Meses más tarde, repasando la serie como si fuesen apuntes de Derecho Natural, supe que una de las lecciones fundamentales de 'Los Soprano' sobreviene cuando en una fiesta Pussy Bonpensiero se encierra en el cuarto de baño y decide seguir adelante con su traición y entregarse al FBI. Él, dentro de la casa, en apenas unos metros cuadrados, sale fuera de la familia y cava su muerte; sentado en las escalinatas del exterior, atormentado, Moltisanti decide continuar dentro y cavar la suya. En las grandes obras de la mafia todo el mundo, tarde o temprano, termina con una pala en el desierto haciéndose un agujero a medida.
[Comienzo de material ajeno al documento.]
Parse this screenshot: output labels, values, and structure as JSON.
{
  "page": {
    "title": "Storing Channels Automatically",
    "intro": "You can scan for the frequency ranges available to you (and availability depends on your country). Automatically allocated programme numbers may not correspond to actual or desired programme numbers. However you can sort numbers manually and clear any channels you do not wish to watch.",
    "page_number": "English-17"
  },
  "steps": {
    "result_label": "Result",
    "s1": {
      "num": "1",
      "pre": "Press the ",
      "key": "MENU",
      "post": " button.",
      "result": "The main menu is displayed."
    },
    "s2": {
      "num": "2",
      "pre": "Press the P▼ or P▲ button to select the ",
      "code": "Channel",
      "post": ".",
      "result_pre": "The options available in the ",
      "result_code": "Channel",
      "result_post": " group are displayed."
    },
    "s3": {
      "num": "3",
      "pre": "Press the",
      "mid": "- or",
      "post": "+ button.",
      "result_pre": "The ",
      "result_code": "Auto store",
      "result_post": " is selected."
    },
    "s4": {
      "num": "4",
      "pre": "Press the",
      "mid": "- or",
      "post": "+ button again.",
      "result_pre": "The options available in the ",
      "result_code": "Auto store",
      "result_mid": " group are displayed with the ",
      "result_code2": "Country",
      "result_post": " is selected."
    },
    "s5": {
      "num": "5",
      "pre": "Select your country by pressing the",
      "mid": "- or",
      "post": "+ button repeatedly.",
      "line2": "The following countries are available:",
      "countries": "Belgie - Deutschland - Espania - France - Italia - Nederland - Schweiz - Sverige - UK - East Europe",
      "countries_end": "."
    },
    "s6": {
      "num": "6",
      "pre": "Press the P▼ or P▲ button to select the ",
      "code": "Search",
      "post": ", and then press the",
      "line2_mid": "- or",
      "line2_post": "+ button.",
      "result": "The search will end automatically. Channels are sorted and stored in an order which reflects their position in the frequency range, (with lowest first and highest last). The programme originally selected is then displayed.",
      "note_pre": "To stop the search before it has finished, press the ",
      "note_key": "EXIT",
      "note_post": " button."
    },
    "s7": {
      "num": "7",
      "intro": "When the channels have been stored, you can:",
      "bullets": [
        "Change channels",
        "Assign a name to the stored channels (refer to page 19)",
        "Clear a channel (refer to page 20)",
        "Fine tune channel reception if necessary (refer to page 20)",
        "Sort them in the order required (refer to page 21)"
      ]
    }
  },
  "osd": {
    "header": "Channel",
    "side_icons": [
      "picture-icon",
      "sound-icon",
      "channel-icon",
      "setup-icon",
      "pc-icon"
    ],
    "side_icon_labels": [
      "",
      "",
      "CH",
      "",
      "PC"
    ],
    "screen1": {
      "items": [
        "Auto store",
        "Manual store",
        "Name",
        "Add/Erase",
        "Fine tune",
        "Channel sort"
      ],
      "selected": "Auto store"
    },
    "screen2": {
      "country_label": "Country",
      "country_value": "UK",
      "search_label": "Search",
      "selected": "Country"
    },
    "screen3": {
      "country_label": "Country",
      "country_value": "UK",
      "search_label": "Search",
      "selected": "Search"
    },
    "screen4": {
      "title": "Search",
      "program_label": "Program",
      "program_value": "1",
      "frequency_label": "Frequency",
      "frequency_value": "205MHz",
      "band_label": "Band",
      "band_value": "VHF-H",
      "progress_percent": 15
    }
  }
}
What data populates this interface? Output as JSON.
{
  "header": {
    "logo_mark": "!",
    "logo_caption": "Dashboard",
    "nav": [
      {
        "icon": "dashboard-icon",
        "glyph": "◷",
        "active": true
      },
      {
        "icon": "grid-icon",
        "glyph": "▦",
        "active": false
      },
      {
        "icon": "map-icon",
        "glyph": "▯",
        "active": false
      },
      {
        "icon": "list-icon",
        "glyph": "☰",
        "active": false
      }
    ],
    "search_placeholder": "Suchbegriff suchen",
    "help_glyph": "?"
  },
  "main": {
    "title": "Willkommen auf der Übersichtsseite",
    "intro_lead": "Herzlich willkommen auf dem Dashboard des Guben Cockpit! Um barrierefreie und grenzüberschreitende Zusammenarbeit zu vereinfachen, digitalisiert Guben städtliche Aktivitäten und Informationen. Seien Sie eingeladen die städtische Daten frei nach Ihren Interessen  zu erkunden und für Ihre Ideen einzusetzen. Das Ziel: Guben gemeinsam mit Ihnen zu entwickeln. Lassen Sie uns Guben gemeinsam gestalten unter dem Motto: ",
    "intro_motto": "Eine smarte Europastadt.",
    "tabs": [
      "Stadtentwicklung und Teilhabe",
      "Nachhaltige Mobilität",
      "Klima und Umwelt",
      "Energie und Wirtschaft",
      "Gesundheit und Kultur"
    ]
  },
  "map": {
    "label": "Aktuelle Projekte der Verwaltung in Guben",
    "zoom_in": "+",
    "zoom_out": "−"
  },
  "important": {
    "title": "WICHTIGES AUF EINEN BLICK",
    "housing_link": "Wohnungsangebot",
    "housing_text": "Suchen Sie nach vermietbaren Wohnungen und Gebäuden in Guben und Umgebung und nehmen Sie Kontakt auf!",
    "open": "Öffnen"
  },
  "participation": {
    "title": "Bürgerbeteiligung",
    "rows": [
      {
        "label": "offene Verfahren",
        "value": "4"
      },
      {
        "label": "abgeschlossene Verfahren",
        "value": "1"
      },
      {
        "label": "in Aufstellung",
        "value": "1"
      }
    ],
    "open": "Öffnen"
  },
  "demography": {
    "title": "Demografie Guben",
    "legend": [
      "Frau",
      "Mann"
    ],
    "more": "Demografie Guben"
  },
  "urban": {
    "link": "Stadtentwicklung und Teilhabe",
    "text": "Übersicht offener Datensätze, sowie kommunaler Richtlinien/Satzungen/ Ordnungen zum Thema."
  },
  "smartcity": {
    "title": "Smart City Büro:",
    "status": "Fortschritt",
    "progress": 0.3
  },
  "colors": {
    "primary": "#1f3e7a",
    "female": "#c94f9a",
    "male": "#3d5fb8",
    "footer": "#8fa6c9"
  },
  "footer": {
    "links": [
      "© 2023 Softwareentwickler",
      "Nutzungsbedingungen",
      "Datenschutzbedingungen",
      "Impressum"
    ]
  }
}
James Gandolfini era actor. Murió a los 51 años comiendo langostinos fritos con mayonesa y salsa chile acompañados de ron, cerveza y piña colada en Roma antes de dirigirse a Sicilia. Atiborrado y espléndido, joven y magnífico, convertido en mito de la cultura popular, murió de un ataque al corazón tras cenar como un Soprano. Las deconstrucciones y emulsiones no dejan cadáveres, por eso algunos, aunque las disfrutemos, sospechamos de ellas.